From Diagonalization to a Decomposition for Every Matrix

What Vol I could and could not do

In a first course you learned diagonalization: a square matrix A is A = P D P^-1 when it has enough eigenvectors. The spectral theorem made this beautiful for symmetric matrices — orthogonal P and real eigenvalues. But most matrices you meet are not square, and many square ones are not diagonalizable at all. We need a factorization that never fails.

The singular value decomposition is that factorization.

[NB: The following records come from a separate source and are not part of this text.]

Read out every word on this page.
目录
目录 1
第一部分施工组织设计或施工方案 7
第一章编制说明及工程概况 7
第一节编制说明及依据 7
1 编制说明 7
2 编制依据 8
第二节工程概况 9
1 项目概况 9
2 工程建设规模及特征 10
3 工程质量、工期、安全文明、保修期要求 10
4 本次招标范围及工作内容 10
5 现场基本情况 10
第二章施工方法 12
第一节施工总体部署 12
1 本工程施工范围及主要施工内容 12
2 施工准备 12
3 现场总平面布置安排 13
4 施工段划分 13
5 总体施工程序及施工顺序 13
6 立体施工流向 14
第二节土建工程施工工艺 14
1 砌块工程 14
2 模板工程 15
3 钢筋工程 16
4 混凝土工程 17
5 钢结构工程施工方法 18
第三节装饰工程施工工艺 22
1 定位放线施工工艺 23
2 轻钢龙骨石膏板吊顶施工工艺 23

Every real m-by-n matrix A factors as A = U Sigma V^T, where U and V are orthogonal and Sigma is a nonnegative diagonal matrix. No assumptions, no exceptions.

Two bases, not one

Diagonalization uses one basis: the same eigenbasis on the input and output. That is exactly why it is so restrictive. The SVD's key move is to relax this: use an orthonormal basis v_1, ..., v_n of the input space and a possibly different orthonormal basis u_1, ..., u_m of the output space. The columns of V are the right [[singular-vectors|singular vectors]], the columns of U the left singular vectors.

The defining relation is wonderfully simple: A v_i = sigma_i u_i. Feed in a right singular vector, get out a scaled left singular vector. The scale factor sigma_i >= 0 is a singular value. Compare this to the eigenvalue relation A x = lambda x, where input and output directions coincide — see singular values vs eigenvalues.

A picture of stretching

Geometrically, A takes the unit sphere to an ellipsoid — this is the geometry of the SVD. V^T rotates the input so the singular directions line up with the axes, Sigma stretches each axis by sigma_i, and U rotates the result into place. Rotate, stretch, rotate: that is every linear map there is.

A 2x2 example: A = [3, 0; 4, 5]

The unit circle  { x : ||x|| = 1 }  maps to an ellipse.
The longest radius of that ellipse  = sigma_1  (largest stretch)
The shortest radius                 = sigma_2  (smallest stretch)

Direction v_1 (input) is sent to direction u_1 (output), scaled by sigma_1.
Direction v_2 (input) is sent to direction u_2 (output), scaled by sigma_2.

So A = U * diag(sigma_1, sigma_2) * V^T  with
   columns of V = v_1, v_2   (orthonormal input axes)
   columns of U = u_1, u_2   (orthonormal output axes)

A maps the unit circle to an ellipse; the semi-axis lengths are the singular values.